The Use of Fluoroquinolones as Prophylaxis in Neutropenia
Hamayun Imran, MD, MSca
Imad M. Tleyjeh, MD, MScb
aDivision of Pediatric Hematology/Oncology, University of
South Alabama, Mobile, Alabama, USA
bDepartment of Medicine, Division of Infectious Disease,
King Fahd Medical City, Riyadh, Saudi Arabia
Febrile neutropenia, one of the most serious adverse events encountered by physicians caring for cancer patients, results in lengthened hospital stays and an increased mortality rate. Thus, efficacious antibiotic prophylaxis should produce significant benefits. We performed a meta-analysis of randomized, blinded, placebo-controlled trials of fluoroquinolone prophylaxis in neutropenic patients using a random effects model for pooling dichotomous data. A total of 2,721 patients were randomized in 8 eligible trials. Results exhibited a consistent trend in reduction of all-cause mortality thus favoring the use of fluoroquinolone prophylaxis (relative risk [RR]: 0.76; 95% confidence interval [CI]: 0.54-1.08; p = 0.13). Analyses also favored fluoroquinolone prophylaxis for the prevention of febrile episodes (RR: 0.76; 95% CI: 0.55-1.03; p = 0.08); however, substantial inconsistencies in the results prevent a meaningful interpretation of the pooled data. Results of the subgroup analyses showed a significant reduction in febrile episodes with fluoroquinolone prophylaxis in outpatients with solid tumors including lymphoma compared with the inpatient hematology and stem cell transplant population included in these trials (RR: 0.34 [95% CI: 0.14-0.80] and 0.90 [95% CI: 0.70-1.16], respectively [p < 0.001]). The results also suggested a different effect with levofloxacin prophylaxis when trials that used levofloxacin were compared with trials of other fluoroquinolones (RR: 0.60 [95% CI: 0.33-1.10] and 0.89 [95% CI: 0.65-1.22], respectively [p = 0.01]).
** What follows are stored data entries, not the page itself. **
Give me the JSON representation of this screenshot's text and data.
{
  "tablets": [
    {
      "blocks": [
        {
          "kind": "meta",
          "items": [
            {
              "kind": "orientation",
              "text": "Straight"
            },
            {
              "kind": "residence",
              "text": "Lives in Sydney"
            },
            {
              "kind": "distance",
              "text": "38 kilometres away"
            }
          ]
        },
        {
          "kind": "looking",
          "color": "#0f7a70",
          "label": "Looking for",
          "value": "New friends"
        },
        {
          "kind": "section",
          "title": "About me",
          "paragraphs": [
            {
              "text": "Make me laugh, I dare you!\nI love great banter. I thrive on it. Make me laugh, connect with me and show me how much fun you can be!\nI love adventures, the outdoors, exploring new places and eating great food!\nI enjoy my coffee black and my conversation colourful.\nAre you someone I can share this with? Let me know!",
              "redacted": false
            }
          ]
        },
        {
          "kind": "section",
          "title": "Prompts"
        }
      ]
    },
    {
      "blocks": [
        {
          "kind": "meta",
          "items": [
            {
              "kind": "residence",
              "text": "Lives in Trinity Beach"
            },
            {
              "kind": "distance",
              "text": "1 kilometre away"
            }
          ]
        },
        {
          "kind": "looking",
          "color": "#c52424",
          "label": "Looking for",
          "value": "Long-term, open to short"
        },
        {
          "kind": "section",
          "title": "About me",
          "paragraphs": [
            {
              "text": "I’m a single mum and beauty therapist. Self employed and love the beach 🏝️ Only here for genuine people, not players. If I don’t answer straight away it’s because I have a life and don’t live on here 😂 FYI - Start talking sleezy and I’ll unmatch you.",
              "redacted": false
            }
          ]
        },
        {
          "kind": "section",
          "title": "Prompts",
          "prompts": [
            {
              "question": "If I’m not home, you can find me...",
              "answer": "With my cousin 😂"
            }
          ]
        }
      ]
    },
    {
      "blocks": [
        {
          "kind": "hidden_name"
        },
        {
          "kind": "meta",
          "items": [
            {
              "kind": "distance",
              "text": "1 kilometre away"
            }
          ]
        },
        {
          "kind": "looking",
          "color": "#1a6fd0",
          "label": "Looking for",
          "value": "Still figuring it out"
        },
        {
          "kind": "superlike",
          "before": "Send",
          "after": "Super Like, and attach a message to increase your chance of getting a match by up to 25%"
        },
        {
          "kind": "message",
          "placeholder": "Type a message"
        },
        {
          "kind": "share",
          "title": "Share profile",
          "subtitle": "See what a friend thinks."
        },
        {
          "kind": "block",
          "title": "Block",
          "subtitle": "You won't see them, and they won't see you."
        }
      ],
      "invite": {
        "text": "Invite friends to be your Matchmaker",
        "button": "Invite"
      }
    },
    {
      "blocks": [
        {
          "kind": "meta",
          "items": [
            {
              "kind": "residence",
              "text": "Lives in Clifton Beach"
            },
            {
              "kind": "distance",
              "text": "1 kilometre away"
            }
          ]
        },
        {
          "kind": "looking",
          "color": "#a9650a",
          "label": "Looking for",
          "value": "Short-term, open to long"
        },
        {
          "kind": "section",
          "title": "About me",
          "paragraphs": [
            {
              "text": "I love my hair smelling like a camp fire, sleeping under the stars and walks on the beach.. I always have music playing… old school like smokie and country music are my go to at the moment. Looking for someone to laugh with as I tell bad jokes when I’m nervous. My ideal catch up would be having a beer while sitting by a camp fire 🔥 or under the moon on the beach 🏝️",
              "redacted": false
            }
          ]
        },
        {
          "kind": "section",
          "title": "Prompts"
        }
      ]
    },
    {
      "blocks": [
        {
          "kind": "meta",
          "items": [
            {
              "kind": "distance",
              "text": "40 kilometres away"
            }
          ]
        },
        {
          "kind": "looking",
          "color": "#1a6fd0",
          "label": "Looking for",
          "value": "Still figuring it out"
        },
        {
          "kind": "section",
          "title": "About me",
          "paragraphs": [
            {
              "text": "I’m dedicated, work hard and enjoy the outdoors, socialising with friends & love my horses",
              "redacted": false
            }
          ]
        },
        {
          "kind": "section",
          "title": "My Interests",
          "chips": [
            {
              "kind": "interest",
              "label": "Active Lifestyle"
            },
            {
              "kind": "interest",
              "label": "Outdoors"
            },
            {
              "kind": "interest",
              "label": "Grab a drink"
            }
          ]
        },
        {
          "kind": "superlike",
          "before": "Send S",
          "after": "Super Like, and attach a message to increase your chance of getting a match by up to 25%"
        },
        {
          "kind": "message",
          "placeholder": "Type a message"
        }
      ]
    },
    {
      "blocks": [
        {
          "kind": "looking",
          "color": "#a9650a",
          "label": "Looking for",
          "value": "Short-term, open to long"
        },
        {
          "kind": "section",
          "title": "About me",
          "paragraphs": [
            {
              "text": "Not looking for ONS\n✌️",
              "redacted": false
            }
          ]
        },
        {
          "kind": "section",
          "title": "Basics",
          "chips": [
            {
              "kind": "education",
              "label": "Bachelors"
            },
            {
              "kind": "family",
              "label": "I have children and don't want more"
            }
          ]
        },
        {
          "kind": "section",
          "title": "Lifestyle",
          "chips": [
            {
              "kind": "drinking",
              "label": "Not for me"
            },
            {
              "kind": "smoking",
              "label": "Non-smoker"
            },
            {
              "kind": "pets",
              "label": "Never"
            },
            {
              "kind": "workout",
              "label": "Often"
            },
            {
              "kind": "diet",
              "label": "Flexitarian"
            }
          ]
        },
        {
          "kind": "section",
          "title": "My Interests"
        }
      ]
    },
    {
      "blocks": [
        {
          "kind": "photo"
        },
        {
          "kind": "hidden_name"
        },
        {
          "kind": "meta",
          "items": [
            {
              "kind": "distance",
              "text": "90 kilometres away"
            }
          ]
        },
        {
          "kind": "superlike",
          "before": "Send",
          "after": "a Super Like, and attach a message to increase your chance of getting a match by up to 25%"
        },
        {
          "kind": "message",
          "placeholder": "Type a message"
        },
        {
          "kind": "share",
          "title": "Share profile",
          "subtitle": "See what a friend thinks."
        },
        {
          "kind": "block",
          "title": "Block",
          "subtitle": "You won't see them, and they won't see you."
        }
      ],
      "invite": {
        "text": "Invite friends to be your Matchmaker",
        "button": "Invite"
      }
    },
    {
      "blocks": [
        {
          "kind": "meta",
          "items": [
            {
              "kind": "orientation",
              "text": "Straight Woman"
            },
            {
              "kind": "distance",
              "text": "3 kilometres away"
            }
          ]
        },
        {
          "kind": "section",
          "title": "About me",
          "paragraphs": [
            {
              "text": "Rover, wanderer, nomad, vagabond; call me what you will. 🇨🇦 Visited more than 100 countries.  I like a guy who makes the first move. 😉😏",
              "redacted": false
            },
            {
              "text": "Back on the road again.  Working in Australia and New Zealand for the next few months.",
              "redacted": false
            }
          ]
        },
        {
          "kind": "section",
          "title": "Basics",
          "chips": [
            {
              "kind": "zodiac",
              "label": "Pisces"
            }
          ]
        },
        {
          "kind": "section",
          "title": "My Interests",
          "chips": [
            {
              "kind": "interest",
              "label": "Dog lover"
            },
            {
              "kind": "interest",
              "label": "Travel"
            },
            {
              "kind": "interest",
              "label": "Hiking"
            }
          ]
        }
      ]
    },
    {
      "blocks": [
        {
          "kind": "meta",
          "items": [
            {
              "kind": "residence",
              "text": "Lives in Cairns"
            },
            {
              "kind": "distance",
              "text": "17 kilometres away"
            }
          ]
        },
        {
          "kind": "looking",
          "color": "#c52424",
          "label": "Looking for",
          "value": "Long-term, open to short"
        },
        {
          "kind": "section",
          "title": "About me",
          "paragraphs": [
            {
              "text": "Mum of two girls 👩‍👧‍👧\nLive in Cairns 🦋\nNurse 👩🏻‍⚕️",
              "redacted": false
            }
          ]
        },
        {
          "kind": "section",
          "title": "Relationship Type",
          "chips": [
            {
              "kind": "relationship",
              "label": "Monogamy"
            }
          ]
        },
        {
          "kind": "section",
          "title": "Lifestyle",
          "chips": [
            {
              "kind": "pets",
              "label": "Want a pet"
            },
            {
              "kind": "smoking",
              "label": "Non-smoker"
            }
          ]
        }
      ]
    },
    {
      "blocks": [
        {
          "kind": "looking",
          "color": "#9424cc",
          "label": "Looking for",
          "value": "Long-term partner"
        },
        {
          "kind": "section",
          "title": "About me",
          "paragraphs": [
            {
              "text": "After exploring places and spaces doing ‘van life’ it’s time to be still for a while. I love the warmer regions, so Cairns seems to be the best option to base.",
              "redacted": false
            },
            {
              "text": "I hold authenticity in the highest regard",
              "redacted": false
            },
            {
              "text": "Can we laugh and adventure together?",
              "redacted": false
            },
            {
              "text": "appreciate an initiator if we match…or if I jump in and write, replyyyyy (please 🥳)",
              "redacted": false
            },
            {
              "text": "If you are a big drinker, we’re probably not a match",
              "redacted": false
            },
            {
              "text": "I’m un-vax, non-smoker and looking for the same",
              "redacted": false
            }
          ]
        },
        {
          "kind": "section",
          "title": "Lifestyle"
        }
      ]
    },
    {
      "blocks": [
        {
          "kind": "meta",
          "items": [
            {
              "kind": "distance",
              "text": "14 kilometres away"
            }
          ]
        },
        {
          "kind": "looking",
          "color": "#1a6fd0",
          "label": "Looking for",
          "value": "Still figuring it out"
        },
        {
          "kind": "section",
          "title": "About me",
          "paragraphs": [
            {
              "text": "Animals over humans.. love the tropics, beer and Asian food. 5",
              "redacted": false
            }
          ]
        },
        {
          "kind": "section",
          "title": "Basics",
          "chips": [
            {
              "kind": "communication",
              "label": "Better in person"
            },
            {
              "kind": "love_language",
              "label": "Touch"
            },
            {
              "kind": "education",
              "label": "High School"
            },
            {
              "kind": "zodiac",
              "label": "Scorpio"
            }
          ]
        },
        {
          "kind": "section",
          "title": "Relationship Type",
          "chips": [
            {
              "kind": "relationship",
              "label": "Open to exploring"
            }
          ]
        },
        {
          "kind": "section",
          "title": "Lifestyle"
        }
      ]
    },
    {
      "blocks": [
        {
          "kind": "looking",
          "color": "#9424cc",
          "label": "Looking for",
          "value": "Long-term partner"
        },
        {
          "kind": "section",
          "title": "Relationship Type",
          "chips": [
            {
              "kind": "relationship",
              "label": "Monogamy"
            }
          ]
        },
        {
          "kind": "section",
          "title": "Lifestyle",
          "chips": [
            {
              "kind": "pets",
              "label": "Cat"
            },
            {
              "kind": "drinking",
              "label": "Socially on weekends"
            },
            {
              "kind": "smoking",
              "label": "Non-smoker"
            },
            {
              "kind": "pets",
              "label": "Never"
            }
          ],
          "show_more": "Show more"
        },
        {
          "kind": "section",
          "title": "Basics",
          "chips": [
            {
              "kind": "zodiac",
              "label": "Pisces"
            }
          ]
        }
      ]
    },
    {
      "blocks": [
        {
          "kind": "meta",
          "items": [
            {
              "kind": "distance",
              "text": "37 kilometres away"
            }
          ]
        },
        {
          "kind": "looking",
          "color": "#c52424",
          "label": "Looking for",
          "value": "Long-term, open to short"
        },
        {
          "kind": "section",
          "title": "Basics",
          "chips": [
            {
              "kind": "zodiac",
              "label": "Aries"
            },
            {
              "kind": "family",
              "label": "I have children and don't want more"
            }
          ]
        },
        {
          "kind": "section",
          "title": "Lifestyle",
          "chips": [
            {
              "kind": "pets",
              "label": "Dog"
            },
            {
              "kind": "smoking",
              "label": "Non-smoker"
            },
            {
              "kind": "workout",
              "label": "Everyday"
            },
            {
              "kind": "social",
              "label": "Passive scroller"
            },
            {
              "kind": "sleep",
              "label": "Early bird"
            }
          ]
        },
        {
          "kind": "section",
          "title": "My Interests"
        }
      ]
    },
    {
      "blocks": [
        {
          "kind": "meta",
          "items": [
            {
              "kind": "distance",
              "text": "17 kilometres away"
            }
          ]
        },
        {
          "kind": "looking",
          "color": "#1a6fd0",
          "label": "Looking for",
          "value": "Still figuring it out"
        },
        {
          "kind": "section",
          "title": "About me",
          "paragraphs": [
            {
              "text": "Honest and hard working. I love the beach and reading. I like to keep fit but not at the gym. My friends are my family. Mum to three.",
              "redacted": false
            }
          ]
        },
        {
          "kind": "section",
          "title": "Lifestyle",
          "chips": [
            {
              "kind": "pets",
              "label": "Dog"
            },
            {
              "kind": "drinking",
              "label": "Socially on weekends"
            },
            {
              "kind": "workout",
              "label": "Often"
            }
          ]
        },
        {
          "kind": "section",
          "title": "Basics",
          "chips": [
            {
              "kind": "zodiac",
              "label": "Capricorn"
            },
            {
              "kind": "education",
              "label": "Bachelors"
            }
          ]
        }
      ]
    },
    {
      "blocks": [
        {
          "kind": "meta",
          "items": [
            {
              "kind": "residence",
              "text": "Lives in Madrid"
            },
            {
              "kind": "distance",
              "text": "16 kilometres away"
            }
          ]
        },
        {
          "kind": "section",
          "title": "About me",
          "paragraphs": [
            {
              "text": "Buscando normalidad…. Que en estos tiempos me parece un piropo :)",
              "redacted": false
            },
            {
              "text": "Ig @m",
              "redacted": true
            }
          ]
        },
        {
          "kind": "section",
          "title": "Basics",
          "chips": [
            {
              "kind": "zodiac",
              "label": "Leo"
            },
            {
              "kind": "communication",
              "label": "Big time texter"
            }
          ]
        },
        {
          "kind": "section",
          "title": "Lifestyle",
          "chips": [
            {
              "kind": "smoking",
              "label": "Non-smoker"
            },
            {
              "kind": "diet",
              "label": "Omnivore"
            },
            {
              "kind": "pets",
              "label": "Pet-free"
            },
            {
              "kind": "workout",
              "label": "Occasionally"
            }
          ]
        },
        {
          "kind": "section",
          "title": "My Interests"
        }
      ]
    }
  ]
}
We also reviewed the recommendations by the National Comprehensive Cancer Network panel (1) which advises that fluoroquinolone prophylaxis be considered in patients with an expected duration of neutropenia of more than 7 days. The panel also believes that the benefit of prophylaxis in patients with hematologic malignancies on overall survival outweighs the events related to adverse effects and the development of resistance. This panel suggests levofloxacin as the preferred agent. With regard to surveillance for the emergence of resistant pathogens, fluoroquinolone prophylaxis should be considered in selected adult populations receiving cancer chemotherapy.